About the Project
Where it Began
Agreezy started with a simple frustration - no one actually reads Terms of Service or Privacy Policies, yet we all have to agree to them. I wanted to fix that. After seeing how Chrome’s new built-in AI (Gemini Nano) could process text locally and securely, I thought: what if AI could instantly explain what you’re really agreeing to - right in the browser?
That idea became Agreezy – a Chrome extension that summarizes, translates, and answers questions about complex policies using on-device AI.
Why I Built It
I was inspired by how often friends and family just click “Accept” without knowing what they’re consenting to, especially as someone who recently wrote their own Terms and Policies for a seperate app.
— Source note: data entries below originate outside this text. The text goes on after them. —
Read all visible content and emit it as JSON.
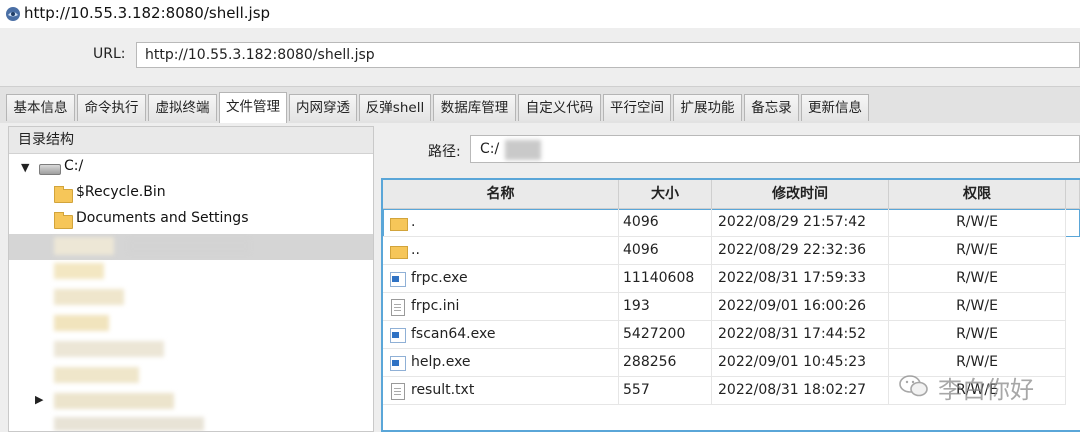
{
  "window": {
    "title": "http://10.55.3.182:8080/shell.jsp"
  },
  "url_bar": {
    "label": "URL:",
    "value": "http://10.55.3.182:8080/shell.jsp"
  },
  "tabs": [
    {
      "label": "基本信息"
    },
    {
      "label": "命令执行"
    },
    {
      "label": "虚拟终端"
    },
    {
      "label": "文件管理",
      "active": true
    },
    {
      "label": "内网穿透"
    },
    {
      "label": "反弹shell"
    },
    {
      "label": "数据库管理"
    },
    {
      "label": "自定义代码"
    },
    {
      "label": "平行空间"
    },
    {
      "label": "扩展功能"
    },
    {
      "label": "备忘录"
    },
    {
      "label": "更新信息"
    }
  ],
  "tree": {
    "header": "目录结构",
    "drive": "C:/",
    "items": [
      {
        "label": "$Recycle.Bin"
      },
      {
        "label": "Documents and Settings"
      }
    ]
  },
  "path_bar": {
    "label": "路径:",
    "value": "C:/"
  },
  "file_table": {
    "columns": [
      "名称",
      "大小",
      "修改时间",
      "权限"
    ],
    "rows": [
      {
        "icon": "folder-icon",
        "name": ".",
        "size": "4096",
        "modified": "2022/08/29 21:57:42",
        "perm": "R/W/E"
      },
      {
        "icon": "folder-icon",
        "name": "..",
        "size": "4096",
        "modified": "2022/08/29 22:32:36",
        "perm": "R/W/E"
      },
      {
        "icon": "exe-icon",
        "name": "frpc.exe",
        "size": "11140608",
        "modified": "2022/08/31 17:59:33",
        "perm": "R/W/E"
      },
      {
        "icon": "ini-file-icon",
        "name": "frpc.ini",
        "size": "193",
        "modified": "2022/09/01 16:00:26",
        "perm": "R/W/E"
      },
      {
        "icon": "exe-icon",
        "name": "fscan64.exe",
        "size": "5427200",
        "modified": "2022/08/31 17:44:52",
        "perm": "R/W/E"
      },
      {
        "icon": "exe-icon",
        "name": "help.exe",
        "size": "288256",
        "modified": "2022/09/01 10:45:23",
        "perm": "R/W/E"
      },
      {
        "icon": "text-file-icon",
        "name": "result.txt",
        "size": "557",
        "modified": "2022/08/31 18:02:27",
        "perm": "R/W/E"
      }
    ]
  },
  "watermark": {
    "text": "李白你好"
  },
  "colors": {
    "accent": "#5aa6d8",
    "folder": "#f6c659",
    "exe": "#2f72c4"
  }
}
With Agreezy, I wanted to make transparency effortless – to help people understand privacy, data use, and rights in seconds instead of paragraphs.
What I Built
Agreezy uses Chrome’s experimental AI APIs to analyze online Terms & Policies directly in the browser.
It automatically extracts:
- Key points around privacy, data, and legal terms
- Smart summaries in multiple formats
- Q&A answers based on the document content
- Instant translations into 20+ languages
Everything runs locally, using Gemini Nano, with zero data leaving the device.
How I Built It
The extension’s architecture is modular and privacy-focused:
- Chunker: Splits long documents (≈50k chars) into context-aware pieces with overlapping boundaries.
- Summarizer & Prompt APIs: Generate concise key insights and answers while maintaining context between chunks.
- Translation & Language Detection: Provide multilingual understanding without external requests.
- @mozilla/readability + DOMPurify: Extracts and sanitizes main content safely.
- Rollup + Modern UI: Bundled for performance with a clean tabbed interface (Key Points, Summary, Translate, Q&A).
Challenges I Faced
Debugging context windows, handling token limits, and managing chunk overlap for accuracy were major hurdles.
I also had to design a pipeline that could handle up to 50,000 characters while preserving structure and meaning - leading to the adaptive overlap algorithm and merging strategy I built from scratch.
UI-wise, creating a seamless, fast side panel that feels native to Chrome took iteration and fine-tuning of async event handling.
What I Learned
This project taught me how powerful and privacy-preserving on-device AI can be. I learned to:
- Optimize for memory and latency using lightweight chunk processing
- Design for context retention across distributed AI calls
- Respect user privacy by keeping everything local
- Build practical tools around emerging AI APIs
It also deepened my belief that AI should empower users, not exploit them – and that transparency can be simple if designed right.